No one in Cayman (or anywhere else) will argue over the need to help alleviate poverty in third world countries (Cayman church groups regularly provide relief and assistance in Cuba, Haiti and Central America) and to help fight corruption that deprives those countries of their much needed funds (Cayman has assisted in tracing ill gotten gains and has also recently strengthened its regime by enacting the Anti-Corruption Law).
So, to charge that small economies that are able to operate without direct taxation and have thriving financial services industries are ipso facto responsible and punishable for the evils of tax evasion and official corruption beggars belief.
Those charities, politicians, bureaucrats and now it appears, the Catholic Church, that clamour for the summary conviction and elimination of these small countries (who have few international votes and limited bargaining strength) should think long and hard about the implications if they get what they wish for.

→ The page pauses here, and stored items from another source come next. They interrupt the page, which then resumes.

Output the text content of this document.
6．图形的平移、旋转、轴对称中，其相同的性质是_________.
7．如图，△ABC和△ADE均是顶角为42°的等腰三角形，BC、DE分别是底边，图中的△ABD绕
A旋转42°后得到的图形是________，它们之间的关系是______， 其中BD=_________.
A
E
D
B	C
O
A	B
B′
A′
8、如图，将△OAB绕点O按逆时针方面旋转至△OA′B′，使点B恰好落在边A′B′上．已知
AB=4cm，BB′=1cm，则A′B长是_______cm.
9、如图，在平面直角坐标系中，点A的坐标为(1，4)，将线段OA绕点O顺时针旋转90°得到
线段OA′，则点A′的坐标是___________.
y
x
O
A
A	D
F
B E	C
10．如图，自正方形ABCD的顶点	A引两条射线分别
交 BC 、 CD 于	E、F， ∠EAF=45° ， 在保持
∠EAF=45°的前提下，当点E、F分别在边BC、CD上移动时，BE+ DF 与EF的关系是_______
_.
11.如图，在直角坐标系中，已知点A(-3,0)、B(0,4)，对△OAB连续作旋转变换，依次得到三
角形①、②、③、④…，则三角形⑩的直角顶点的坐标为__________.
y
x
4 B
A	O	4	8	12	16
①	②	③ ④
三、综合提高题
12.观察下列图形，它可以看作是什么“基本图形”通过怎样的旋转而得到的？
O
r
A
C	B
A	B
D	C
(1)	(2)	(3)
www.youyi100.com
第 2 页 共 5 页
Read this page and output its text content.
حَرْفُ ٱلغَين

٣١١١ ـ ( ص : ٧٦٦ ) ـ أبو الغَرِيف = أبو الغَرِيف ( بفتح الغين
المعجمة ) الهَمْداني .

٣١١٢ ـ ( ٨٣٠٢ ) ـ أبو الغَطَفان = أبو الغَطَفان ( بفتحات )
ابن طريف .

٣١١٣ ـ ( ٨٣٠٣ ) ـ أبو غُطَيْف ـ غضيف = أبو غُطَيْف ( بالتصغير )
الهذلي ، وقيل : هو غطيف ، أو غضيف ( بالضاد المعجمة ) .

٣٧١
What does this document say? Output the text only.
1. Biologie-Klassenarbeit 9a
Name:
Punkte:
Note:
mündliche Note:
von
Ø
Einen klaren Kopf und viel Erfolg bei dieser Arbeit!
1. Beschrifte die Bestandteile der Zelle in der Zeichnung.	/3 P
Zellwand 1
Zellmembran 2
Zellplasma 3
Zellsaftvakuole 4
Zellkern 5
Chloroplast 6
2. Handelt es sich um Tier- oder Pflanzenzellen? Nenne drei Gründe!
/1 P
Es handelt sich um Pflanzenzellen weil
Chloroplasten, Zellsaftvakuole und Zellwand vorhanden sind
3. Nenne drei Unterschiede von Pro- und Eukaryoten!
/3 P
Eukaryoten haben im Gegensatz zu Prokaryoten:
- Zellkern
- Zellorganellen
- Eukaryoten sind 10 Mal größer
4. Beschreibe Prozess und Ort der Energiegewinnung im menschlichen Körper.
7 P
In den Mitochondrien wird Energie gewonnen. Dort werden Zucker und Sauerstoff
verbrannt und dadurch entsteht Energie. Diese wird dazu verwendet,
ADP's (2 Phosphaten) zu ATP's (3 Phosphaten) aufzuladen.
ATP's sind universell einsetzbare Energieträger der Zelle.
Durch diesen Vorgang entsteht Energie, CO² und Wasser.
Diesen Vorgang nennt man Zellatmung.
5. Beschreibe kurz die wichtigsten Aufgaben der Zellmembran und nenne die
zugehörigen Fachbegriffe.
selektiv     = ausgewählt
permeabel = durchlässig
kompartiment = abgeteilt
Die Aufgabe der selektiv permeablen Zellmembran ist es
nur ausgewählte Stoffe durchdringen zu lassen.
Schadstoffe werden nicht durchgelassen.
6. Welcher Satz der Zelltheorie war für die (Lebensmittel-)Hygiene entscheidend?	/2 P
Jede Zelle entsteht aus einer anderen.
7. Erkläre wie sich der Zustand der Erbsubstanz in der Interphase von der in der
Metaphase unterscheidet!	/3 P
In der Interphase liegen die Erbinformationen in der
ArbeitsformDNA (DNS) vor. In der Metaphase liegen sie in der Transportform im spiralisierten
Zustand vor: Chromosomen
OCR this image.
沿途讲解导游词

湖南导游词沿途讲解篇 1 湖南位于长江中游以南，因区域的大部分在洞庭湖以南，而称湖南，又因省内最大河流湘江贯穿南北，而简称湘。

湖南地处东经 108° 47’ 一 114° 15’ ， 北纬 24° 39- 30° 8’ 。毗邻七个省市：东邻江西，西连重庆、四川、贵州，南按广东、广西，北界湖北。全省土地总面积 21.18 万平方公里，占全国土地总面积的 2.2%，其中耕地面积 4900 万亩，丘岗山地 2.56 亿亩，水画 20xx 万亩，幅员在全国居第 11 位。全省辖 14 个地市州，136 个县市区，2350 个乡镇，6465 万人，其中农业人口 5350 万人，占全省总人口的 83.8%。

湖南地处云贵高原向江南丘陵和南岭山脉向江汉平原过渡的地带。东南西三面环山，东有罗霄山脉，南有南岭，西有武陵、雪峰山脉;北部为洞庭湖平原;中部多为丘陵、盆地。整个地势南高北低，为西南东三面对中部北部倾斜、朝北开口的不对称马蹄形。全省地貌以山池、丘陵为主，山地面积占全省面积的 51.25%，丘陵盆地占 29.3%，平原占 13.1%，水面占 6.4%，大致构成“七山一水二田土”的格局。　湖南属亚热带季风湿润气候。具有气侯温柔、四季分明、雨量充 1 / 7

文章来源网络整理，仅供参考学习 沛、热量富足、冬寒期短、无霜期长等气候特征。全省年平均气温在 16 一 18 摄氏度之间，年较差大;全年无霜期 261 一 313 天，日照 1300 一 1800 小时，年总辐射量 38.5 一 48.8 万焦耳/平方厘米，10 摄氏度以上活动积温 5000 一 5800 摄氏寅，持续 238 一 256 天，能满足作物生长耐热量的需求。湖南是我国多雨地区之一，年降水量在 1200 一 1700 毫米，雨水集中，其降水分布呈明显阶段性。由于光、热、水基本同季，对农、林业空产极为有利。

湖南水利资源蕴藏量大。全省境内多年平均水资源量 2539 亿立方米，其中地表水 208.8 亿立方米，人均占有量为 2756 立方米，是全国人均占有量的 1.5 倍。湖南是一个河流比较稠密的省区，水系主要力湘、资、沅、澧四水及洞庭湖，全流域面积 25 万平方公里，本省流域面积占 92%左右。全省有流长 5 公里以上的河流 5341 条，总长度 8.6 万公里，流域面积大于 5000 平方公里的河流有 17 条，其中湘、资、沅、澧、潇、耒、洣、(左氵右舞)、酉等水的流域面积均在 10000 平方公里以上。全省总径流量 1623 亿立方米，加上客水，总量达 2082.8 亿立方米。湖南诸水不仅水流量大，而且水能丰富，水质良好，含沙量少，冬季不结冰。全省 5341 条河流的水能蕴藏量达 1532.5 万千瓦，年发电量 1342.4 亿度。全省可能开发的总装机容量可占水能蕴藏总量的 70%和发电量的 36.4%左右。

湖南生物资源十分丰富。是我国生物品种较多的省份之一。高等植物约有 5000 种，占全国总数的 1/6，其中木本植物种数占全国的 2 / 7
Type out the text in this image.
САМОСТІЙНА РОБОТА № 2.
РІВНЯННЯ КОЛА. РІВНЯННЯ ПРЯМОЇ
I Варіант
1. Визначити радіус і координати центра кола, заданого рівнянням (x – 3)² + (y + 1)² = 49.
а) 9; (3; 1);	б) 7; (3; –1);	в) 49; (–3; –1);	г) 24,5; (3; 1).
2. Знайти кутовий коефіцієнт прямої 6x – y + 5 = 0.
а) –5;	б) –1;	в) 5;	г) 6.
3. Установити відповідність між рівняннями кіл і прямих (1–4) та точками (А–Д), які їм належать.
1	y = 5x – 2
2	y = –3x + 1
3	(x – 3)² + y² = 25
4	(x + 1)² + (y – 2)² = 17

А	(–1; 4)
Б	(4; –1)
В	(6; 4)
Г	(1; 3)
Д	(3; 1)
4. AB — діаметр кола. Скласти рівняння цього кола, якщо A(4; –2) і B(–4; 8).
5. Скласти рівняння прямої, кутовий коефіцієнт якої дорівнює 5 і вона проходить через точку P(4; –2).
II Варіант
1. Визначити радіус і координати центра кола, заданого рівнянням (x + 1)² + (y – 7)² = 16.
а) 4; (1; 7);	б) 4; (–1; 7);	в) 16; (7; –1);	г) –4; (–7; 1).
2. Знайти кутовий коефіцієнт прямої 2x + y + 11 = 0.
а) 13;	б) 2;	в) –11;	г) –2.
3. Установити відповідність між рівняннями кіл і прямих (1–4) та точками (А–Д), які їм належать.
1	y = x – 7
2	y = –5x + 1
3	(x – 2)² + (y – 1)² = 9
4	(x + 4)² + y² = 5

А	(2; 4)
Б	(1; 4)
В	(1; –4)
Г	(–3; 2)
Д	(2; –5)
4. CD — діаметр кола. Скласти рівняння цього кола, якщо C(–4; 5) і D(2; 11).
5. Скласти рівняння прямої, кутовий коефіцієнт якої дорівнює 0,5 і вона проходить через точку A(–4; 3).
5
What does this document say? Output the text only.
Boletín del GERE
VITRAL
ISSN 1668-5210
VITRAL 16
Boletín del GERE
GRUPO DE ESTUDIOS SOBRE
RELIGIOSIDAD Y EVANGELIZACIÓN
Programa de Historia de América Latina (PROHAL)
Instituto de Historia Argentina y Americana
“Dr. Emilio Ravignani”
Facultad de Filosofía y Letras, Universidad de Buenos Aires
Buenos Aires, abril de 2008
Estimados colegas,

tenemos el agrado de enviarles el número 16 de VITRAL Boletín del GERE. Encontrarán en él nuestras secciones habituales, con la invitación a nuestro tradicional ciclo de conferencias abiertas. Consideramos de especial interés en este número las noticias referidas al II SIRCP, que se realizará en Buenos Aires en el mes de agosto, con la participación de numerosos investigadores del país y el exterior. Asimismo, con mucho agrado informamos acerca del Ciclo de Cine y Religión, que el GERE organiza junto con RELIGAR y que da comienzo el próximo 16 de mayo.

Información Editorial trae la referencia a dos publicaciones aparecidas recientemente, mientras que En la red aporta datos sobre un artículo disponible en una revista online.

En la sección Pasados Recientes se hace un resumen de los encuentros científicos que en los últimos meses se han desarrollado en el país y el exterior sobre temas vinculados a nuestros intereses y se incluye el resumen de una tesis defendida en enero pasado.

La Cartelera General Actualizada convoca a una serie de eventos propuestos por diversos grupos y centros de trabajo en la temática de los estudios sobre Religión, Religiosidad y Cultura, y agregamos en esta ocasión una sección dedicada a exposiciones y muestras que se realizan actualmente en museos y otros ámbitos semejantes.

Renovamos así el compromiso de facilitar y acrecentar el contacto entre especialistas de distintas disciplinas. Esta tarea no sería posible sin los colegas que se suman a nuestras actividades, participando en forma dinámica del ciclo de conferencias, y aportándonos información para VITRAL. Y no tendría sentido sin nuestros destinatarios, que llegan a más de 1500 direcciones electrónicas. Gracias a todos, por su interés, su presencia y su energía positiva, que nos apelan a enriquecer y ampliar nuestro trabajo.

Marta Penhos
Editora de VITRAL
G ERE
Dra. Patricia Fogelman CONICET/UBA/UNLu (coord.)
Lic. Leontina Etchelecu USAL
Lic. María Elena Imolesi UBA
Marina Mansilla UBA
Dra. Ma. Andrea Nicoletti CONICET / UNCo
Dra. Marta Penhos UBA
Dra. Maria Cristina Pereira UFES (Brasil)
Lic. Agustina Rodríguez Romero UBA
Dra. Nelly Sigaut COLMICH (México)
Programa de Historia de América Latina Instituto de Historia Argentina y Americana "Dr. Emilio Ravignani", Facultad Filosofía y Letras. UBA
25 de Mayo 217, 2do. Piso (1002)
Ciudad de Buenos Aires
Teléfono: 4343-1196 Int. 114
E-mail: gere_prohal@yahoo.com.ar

Small Islands like Bermuda, the Bahamas, the British Virgin Islands and the Cayman Islands will be impoverished and consigned back to the poverty of times gone by.
The despots of the world will continue to find ways to pillage their countries’ treasuries and to have the proceeds available in one form or another in onshore financial centres in Europe and elsewhere (convenient after all for Harrods and Bergdorf Goodman). Will Oxfam, Christian Aid and the Vatican then send care packages to both Zimbabwe and the Cayman Islands?
So those who believe that “tax free” is synonymous with “guilty as charged” would do well to read Matthew 7:3.
Have we forgotten about: Banco Ambrosiano was an Italian bank which collapsed in 1982. At the centre of the bank’s failure was its chairman, Roberto Calvi and his membership in the illegal masonic lodge Propaganda Due. Vatican Bank was Banco Ambrosiano’s main shareholder, and the death of Pope John Paul I in 1978 is rumoured to be linked to the Ambrosiano scandal, giving one of the subplots of The Godfather Part III. Vatican Bank was also accused of funneling covert United States funds to Solidarity and the Contras through Banco Ambrosiano.
See <http://en.wikipedia.org/wiki/Banco_Ambrosiano>
Accepting any sort of moral advice from a Catholic Pope, would be a fallacy. To accept it from an ex-Nazi Catholic Pope, is asinine. Anything this man says, should be picked apart for its oxymorons and then discarded…
well said Mr. Ridley. I had to read Matthew 7:3 as did not know the bible that well.